Additional Frameworks
Here is a summary of some of the key frameworks that make up HDP 2.
  • Hive - A data warehouse infrastructure than runs on top of Hadoop.  Hive supports SQL queries, star schemas, partitioning, join optimizations, caching of data, etc.  All the standard features you'd expect to have in a data warehouse.  Hive lets you process Hadoop data using a SQL language.
  • Pig - A scripting language for processing Hadoop data in parallel.
  • MapReduce - Java applications that can process data in parallel.
  • Ambari - An open source management interface for installing, monitoring and managing a Hadoop cluster. Ambari has also been selected as the management interface for OpenStack.
  • HBase - A NoSQL columnar database for providing extremely hast scanning of column data for analytics.
  • Scoop, Flume and WebHDFS - tools providing large data ingestion for Hadoop using SQL, streaming  and REST API interfaces.
  • Oozie - A workflow manager and scheduler.
  • Zookeeper - A coordinator infrastructure
  • Mahout - a machine learning library supporting Recommendation, Clustering, Classification and Frequent Itemset mining. 
  • Hue - is a Web interface that contains a file browser for HDFS, a Job Browser for YARN, an HBase Browser, Query Editors for Hive, Pig and Sqoop and a Zookeeper browser.

Hadoop - A Super Computing Platform

Hadoop is a solution that leverages commodity hardware to build a high performance super computing environment.  Hadoop contains master nodes and data nodes.  HDFS is the distributed file system that provides high availability and high performance.    HDFS is made up of a number of data nodes that break a file into multiple blocks. The block sizes are usually in 128MB - 1GB in size.  Each block is replicated for high availability.   YARN is a distributed processing architecture than can distribute the work load across the data nodes in a Hadoop cluster.  People new to Hadoop do not realize the massive amount of IOPS that commodity X86 servers can generate with local disks.

In the diagram below:
HDFS - distributes data blocks across all the local disks in a cluster.  This allows the cluster to leverage the IOPS that local disks can generate across all the local servers.  When a process needs to run, the programs are distributed in parallel across all the data nodes to create an extremely high performance parallel environment.   Without looking into the details, the main point is this is a super computer environment that can leverage parallelization for processing and leverage the massive amounts of IOPS that local disks can generate running across multiple data nodes as a distributed file system.  The diagram shows multiple parallel processes running across a large volume of local disks running as a single distributed file system.  

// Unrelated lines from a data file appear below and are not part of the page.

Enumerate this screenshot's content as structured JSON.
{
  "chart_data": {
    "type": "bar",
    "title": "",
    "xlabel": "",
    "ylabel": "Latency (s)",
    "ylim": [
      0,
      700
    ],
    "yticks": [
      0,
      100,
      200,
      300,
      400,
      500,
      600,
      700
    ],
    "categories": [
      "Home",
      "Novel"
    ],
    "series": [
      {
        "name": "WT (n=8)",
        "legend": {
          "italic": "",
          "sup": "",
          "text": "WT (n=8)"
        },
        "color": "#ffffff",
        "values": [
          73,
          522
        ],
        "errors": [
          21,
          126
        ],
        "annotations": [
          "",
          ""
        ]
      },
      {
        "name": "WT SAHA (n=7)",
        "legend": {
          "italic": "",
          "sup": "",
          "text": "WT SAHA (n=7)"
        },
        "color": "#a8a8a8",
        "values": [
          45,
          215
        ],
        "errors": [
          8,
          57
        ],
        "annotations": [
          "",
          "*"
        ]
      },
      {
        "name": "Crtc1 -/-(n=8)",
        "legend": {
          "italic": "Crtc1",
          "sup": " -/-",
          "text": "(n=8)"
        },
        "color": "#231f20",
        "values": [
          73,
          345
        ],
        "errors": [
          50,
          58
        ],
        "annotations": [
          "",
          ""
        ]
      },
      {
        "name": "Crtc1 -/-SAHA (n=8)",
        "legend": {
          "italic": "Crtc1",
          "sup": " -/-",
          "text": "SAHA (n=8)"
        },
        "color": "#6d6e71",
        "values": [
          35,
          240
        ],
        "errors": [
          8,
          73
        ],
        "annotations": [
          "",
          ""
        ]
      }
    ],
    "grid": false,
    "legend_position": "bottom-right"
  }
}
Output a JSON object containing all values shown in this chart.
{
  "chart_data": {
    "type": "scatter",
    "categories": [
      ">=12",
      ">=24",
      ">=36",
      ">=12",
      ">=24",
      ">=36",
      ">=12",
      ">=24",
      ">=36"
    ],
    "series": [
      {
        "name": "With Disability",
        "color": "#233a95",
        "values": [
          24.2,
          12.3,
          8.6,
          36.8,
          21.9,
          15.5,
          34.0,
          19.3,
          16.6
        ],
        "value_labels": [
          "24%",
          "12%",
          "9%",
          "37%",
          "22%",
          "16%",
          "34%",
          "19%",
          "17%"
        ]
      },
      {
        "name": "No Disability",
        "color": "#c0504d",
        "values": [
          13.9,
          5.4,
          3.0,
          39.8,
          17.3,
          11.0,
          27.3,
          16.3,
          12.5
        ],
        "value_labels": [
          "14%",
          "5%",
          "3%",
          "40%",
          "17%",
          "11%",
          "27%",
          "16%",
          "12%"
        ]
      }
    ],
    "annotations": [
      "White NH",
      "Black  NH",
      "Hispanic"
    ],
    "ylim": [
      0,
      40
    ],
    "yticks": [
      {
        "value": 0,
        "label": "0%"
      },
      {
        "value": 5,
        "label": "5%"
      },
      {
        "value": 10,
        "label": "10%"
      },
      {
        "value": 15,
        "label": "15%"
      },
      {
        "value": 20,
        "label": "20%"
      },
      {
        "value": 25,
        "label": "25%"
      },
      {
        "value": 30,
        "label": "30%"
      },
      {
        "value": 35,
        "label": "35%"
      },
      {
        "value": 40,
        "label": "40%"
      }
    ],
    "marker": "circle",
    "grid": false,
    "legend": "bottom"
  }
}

Hadoop is linearly scalable with commodity hardware. If a Hadoop cluster cannot handle the workload, an administrator can add some data node servers using local disks to increase processing and IOPS. Hadoop is linearly scalable at commodity hardware pricing. 

Summary - Demystifying Hadoop

Hadoop is not replacing anything.  Hadoop has become another component in an organizations enterprise data platform.  This diagram shows that Hadoop (Big Data Refinery) can ingest data from all types of different sources.  Hadoop then interacts and has data flows with traditional systems that provide transactions and interactions (relational databases) and business intelligence and analytic systems (data warehouses).